A security researcher who investigated electronic voting machines (EVM) used in Indian elections was arrested by police in Mumbai on Saturday. He is charged with stealing one of the machines, police sources said Monday.

Hari Prasad and other researchers released a video earlier this year demonstrating how, after tinkering with the internal electronics of an EVM, they could perform attacks on it that could manipulate the outcome of an election. The EVMs used in India are made by two Indian government-owned companies and the one Prasad used was made by Electronics Corporation of India.

Prasad has so far refused to seek bail and has been remanded to police custody until Aug. 26, said GVL Narasimha Rao, president of the Citizens’ Forum for promoting Verifiability, Transparency and Accountability in Indian Elections (VeTA).

In April, Prasad told IDG News Service that his group of researchers obtained access to a working EVM that was used in an election through an anonymous source.

One of the attacks demonstrated by the researchers involved replacing the display board of the machine with a look-alike component that could be instructed through a Bluetooth connection on a mobile phone to steal a percentage of the votes in favor of a chosen candidate.

Another attack used a pocket-sized device that clips to the memory which records the number of votes stored in the EVM and can change the tally in the period between the closing of the election and the counting of the votes, which in India can take several weeks.

The EVM used by Prasad was a control unit that had been kept in a locked area by the District Election Officer (DEO) in Mumbai, India’s Election Commission said on Sunday in a statement on its website. When the machine was discovered missing, the DEO filed a complaint with the Mumbai police on May 12.

Rao of VeTA contends that the researchers did not commit theft as the EVM was provided by an insider from the Election Commission. Officials were not available for comment, but the commission did say in its statement that possession of stolen property is a crime under the Indian Penal Code.

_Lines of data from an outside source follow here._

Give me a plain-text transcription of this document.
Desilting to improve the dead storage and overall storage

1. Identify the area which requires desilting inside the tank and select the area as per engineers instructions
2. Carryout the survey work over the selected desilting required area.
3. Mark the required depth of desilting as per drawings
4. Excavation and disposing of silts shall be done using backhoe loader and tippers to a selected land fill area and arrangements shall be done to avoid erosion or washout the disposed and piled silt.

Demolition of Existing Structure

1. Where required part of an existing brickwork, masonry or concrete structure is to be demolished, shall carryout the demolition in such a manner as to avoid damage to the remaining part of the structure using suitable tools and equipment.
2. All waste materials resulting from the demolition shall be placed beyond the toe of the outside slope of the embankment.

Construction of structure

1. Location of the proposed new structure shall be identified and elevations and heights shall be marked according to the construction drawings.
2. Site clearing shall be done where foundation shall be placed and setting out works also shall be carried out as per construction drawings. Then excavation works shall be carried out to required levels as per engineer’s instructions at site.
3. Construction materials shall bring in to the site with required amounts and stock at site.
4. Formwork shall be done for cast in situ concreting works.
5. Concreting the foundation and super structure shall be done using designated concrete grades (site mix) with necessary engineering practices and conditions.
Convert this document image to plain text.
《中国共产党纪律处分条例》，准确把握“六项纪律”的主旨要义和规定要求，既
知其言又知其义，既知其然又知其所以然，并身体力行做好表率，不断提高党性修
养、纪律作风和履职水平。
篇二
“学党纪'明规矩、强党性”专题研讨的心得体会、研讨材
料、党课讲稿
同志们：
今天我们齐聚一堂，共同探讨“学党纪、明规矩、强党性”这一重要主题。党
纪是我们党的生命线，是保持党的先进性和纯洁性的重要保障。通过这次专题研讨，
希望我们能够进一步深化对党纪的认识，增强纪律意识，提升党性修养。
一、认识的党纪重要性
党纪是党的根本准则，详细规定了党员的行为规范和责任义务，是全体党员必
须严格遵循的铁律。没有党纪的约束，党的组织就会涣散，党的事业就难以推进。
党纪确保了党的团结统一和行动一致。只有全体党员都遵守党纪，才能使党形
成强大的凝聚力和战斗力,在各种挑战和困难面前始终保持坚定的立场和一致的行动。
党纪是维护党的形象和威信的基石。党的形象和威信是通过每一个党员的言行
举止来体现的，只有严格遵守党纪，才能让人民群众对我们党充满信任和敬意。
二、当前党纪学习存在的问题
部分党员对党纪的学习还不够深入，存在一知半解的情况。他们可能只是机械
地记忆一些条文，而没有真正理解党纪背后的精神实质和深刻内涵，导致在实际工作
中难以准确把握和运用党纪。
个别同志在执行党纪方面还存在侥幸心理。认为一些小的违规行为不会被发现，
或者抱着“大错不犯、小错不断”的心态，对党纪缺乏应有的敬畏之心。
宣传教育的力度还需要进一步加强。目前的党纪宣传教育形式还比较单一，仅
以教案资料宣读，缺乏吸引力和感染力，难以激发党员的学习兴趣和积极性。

Prasad met with the Election Commission on Aug. 10, about three months after the complaint of a stolen EVM. The commission described the meeting as “cordial” and that it was open to receiving suggestions for improving the system. The meeting was unrelated to the ongoing police investigation, an Election Commission official said on the condition of anonymity.

EVMs have been opposed by a number of political parties, which wrote to the Election Commission in April expressing concerns about the reliability of the machines. Those parties urged the Election Commission to organize a meeting with all of the political parties in the country, Rao said.

There also have been problems with the machines. In an election in July in the state of Andhra Pradesh, the Election Commission was forced to use ballot boxes as there were more candidates in some constituencies than could be listed in the EVMs used.

The move to field a large number of candidates that were not serious contestants may have been deliberately planned by a local political party, Telangana Rashtra Samiti, which is opposed to EVMs, according to political analysts.

VeTA has advocated that a verifiable paper trail should be provided for EVMs or the country should go back to traditional ballot boxes, Rao said.